Adding to concerns is a belief that a convoy of Iranian-supplied missiles was last week successfully transported across Iraq’s Anbar province into Syria, where it was transferred safely to Damascus, regional diplomats told the Guardian. The transfer managed to evade US and Israeli intelligence, despite the latter’s interdiction of dozens of alleged missile deliveries in the past three years that have been flown into various Syrian airbases via an air bridge.
Fears of an Iranian-run land corridor emerging from the fight against the Islamic State, in which Shia militia groups played a prominent role, have been central to concerns that postwar Iraq and Syria could be subverted by regional maneuverings.
That Iran could emerge emboldened from the Isis fight has dominated recent discussions among Donald Trump’s uber-hawks, the national security adviser, John Bolton, and the secretary of state, Mike Pompeo, both of whom are central to an escalating US sanctions programme and Washington’s abandonment of an international nuclear deal signed by Tehran and the former US president Barack Obama.
The Trump administration has remained wary of the Iraqi militias. Although they jointly led the fight against Isis, such groups were integrated into the Iraqi state structure, and have drawn increasing comparisons with Iran’s Revolutionary Guards Corps. While they include some Sunni, Christian and Yazidi units, they are dominated by Shia groups, the most powerful of whom enjoy the direct patronage of Iran.
The British foreign secretary, Jeremy Hunt, appeared to align the UK on Thursday with US claims that Tehran’s threat posture had changed. “We share the same assessment of the heightened threat posed by Iran,” he said on Twitter. “As always we work closely with the USA.”
Earlier this week, a British general challenged the Trump administration’s claims that an imminent threat had emerged from Iran, creating a rare public schism between the two countries whose alliance has at times been tested by the erratic nature of Trump’s regional policy.
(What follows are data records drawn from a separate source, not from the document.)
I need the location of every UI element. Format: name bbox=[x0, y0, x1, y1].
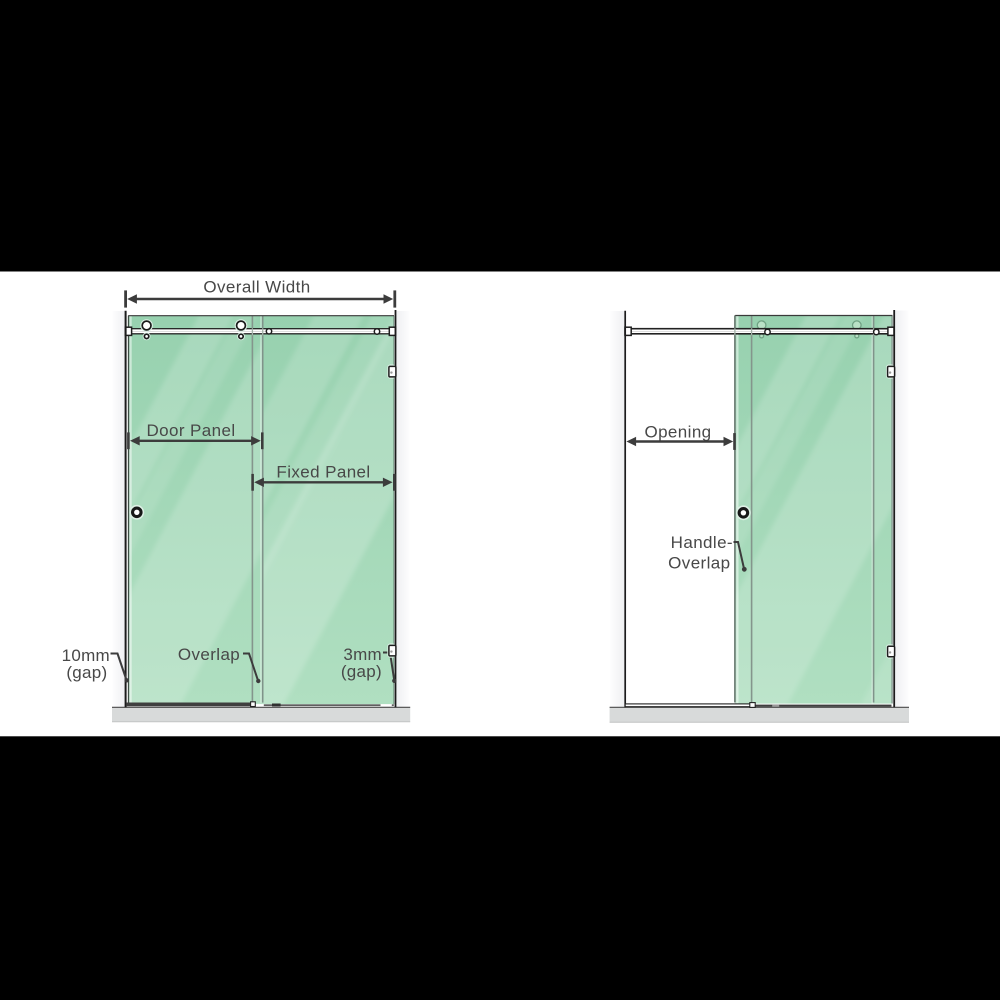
svg-text:Fixed Panel: Fixed Panel bbox=[276, 463, 370, 482]
svg-text:Overlap: Overlap bbox=[178, 645, 240, 664]
svg-text:Opening: Opening bbox=[644, 423, 711, 442]
svg-text:Door Panel: Door Panel bbox=[146, 421, 235, 440]
svg-text:(gap): (gap) bbox=[341, 662, 382, 681]
svg-text:Handle-: Handle- bbox=[671, 533, 733, 552]
svg-text:Overlap: Overlap bbox=[668, 553, 730, 572]
svg-text:(gap): (gap) bbox=[66, 663, 107, 682]
svg-text:Overall Width: Overall Width bbox=[203, 278, 310, 297]
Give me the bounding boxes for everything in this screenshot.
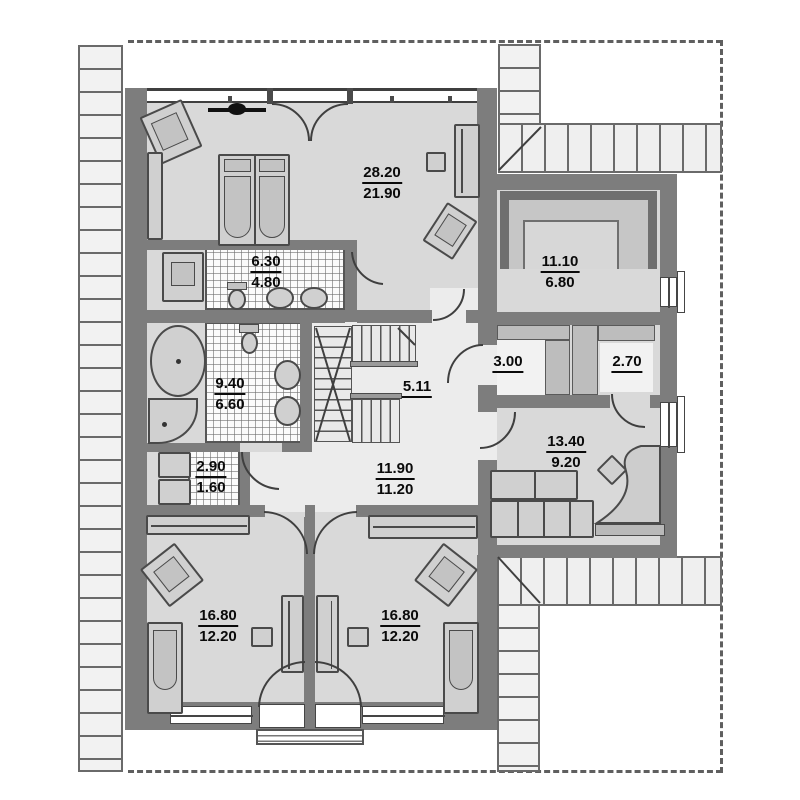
wc-cabinet-1 [158, 452, 191, 478]
stair-flight-lower [352, 399, 400, 443]
wall-light-lens [228, 103, 246, 115]
window-frame-line [668, 403, 670, 448]
sideboard-line [151, 525, 247, 527]
wardrobe-300-right [545, 340, 570, 395]
roof-strip-bottom-horizontal [497, 556, 722, 606]
label-area: 13.40 [546, 432, 586, 453]
wall-right-upper [477, 88, 497, 190]
label-wc: 2.90 1.60 [195, 457, 226, 497]
double-bed [218, 154, 290, 246]
wardrobe-bedroom-top [147, 152, 163, 240]
label-value: 12.20 [199, 628, 237, 645]
wall-bath-top-right [345, 240, 357, 322]
label-area: 2.90 [195, 457, 226, 478]
stair-winder [314, 326, 352, 442]
label-area: 5.11 [402, 377, 432, 398]
wall-spine-2 [357, 310, 432, 323]
desk-edge-line [331, 601, 333, 669]
wall-wing-right-1 [660, 174, 677, 277]
window-frame-line [668, 278, 670, 308]
desk-front-1340 [595, 524, 665, 536]
label-bedroom-left: 16.80 12.20 [198, 606, 238, 646]
wc-cabinet-2 [158, 479, 191, 505]
wall-left [125, 88, 147, 730]
shelf-270-top [598, 325, 655, 341]
mullion-tick-3 [448, 96, 452, 103]
armchair-cushion [428, 556, 464, 592]
bed-pillow-right [259, 159, 285, 172]
label-closet-270: 2.70 [611, 352, 642, 373]
wall-wing-bottom [497, 545, 677, 558]
label-area: 3.00 [492, 352, 523, 373]
wall-bedrooms-divider [304, 517, 315, 707]
wall-bath-main-right [300, 322, 312, 445]
sink-top-2 [300, 287, 328, 309]
wall-hall-bottom-2 [305, 505, 315, 517]
wall-1110-bottom [497, 312, 660, 325]
wall-wing-top [497, 174, 677, 190]
label-bath-top: 6.30 4.80 [250, 252, 281, 292]
label-bedroom-right: 16.80 12.20 [380, 606, 420, 646]
washer-drum [171, 262, 195, 286]
roof-outline-top [128, 40, 722, 43]
sofa-seam [543, 502, 545, 536]
label-area: 2.70 [611, 352, 642, 373]
sideboard-bedroom-right [368, 515, 478, 539]
wall-closet-bottom-2 [650, 395, 660, 408]
label-area: 9.40 [214, 374, 245, 395]
desk-edge-line [461, 129, 463, 193]
label-closet-300: 3.00 [492, 352, 523, 373]
desk-edge-line [288, 601, 290, 669]
door-gap-1340 [478, 412, 497, 460]
stair-rail-upper [350, 361, 418, 367]
bathtub-drain [176, 359, 181, 364]
label-area: 11.90 [376, 459, 415, 480]
sofa-seat-1340 [490, 500, 594, 538]
window-frame-line [363, 715, 445, 717]
window-sill-1110 [677, 271, 685, 313]
label-area: 28.20 [362, 163, 402, 184]
sideboard-line [373, 526, 475, 528]
chair-bedroom-left [251, 627, 273, 647]
label-room-1340: 13.40 9.20 [546, 432, 586, 472]
label-value: 6.80 [545, 274, 574, 291]
desk-living [454, 124, 480, 198]
floor-plan: 28.20 21.90 6.30 4.80 11.10 6.80 9.40 6.… [0, 0, 800, 800]
armchair-cushion [151, 112, 189, 151]
wall-spine-3 [466, 310, 480, 323]
window-wall-top [147, 88, 477, 103]
window-frame-line [171, 715, 253, 717]
wall-wing-left-1 [478, 190, 497, 345]
wardrobe-270-left [572, 325, 598, 395]
bed-bedroom-right [443, 622, 479, 714]
wall-wing-left-2 [478, 385, 497, 412]
bed-blanket [153, 630, 177, 690]
label-value: 11.20 [377, 481, 414, 498]
bed-blanket-right [259, 176, 285, 238]
label-value: 4.80 [251, 274, 280, 291]
wall-bath-main-bottom-2 [282, 443, 312, 452]
label-stair: 5.11 [402, 377, 432, 398]
balcony-door-right [315, 704, 361, 728]
sofa-seam [569, 502, 571, 536]
balcony-door-left [259, 704, 305, 728]
roof-eave-left [78, 45, 123, 772]
window-1340 [660, 402, 677, 447]
sideboard-bedroom-left [146, 515, 250, 535]
sofa-back-1340 [490, 470, 578, 500]
label-value: 21.90 [363, 185, 401, 202]
roof-strip-bottom-vertical [497, 604, 540, 772]
wardrobe-300-top [497, 325, 570, 340]
wall-wing-right-3 [660, 447, 677, 557]
wall-closet-bottom-1 [497, 395, 610, 408]
wall-wing-right-2 [660, 307, 677, 402]
bed-bedroom-left [147, 622, 183, 714]
chair-living [426, 152, 446, 172]
desk-bedroom-right [316, 595, 339, 673]
label-area: 6.30 [250, 252, 281, 273]
label-value: 1.60 [196, 479, 225, 496]
roof-strip-top-vertical [498, 44, 541, 126]
armchair-cushion [153, 556, 189, 592]
chair-bedroom-right [347, 627, 369, 647]
label-room-1110: 11.10 6.80 [541, 252, 580, 292]
window-sill-1340 [677, 396, 685, 453]
label-value: 6.60 [215, 396, 244, 413]
label-value: 12.20 [381, 628, 419, 645]
bed-blanket-left [224, 176, 251, 238]
roof-outline-bottom [128, 770, 722, 773]
wall-bath-main-bottom-1 [125, 443, 240, 452]
door-post-right [347, 88, 353, 104]
bed-blanket [449, 630, 473, 690]
stair-flight-upper [352, 325, 416, 362]
desk-bedroom-left [281, 595, 304, 673]
roof-strip-top-horizontal [498, 123, 722, 173]
sofa-seam [517, 502, 519, 536]
bed-divider [254, 156, 256, 244]
sofa-seam [534, 472, 536, 498]
window-1110 [660, 277, 677, 307]
mullion-tick-2 [390, 96, 394, 103]
label-value: 9.20 [551, 454, 580, 471]
wall-wc-right [240, 452, 250, 512]
label-hall: 11.90 11.20 [376, 459, 415, 499]
label-area: 16.80 [380, 606, 420, 627]
toilet-bowl-main [241, 332, 258, 354]
bed-pillow-left [224, 159, 251, 172]
mullion-tick-1 [228, 96, 232, 103]
shower-drain [162, 422, 167, 427]
window-bottom-right [362, 706, 444, 724]
sink-main-1 [274, 360, 301, 390]
washer-bath-top [162, 252, 204, 302]
wall-spine-1 [125, 310, 345, 323]
terrace-slab [256, 729, 364, 745]
door-post-left [267, 88, 273, 104]
label-area: 11.10 [541, 252, 580, 273]
label-bath-main: 9.40 6.60 [214, 374, 245, 414]
label-area: 16.80 [198, 606, 238, 627]
sink-main-2 [274, 396, 301, 426]
toilet-bowl-top [228, 289, 246, 310]
bathtub [150, 325, 206, 397]
armchair-cushion [434, 213, 467, 247]
label-living: 28.20 21.90 [362, 163, 402, 203]
hall-floor-left [250, 452, 312, 512]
The UK, though, is understood to have been central to the recent concerns being raised, and efforts to de-escalate a crisis in which the US has imposed a “maximum pressure” strategy on Iran and Iranian officials have vowed to defend their interests, in the face of hardline sanctions and an oil blockade that is biting deep into Tehran’s coffers.
Tehran’s ambassador to the United Nations, Majid Takht-e Ravanchi, told US broadcaster NPR that Iran was not interested in escalating regional tensions but had the “right to defend ourselves.”
The US has ordered a naval battle group and a squadron of B-52 bombers to the region, in response to the perceived increased threat. In Yemen, meanwhile, where a Saudi-led war against Iranian-allied Houthi forces is into its fifth year, early-morning airstrikes killed six people, including four children, a health ministry official said.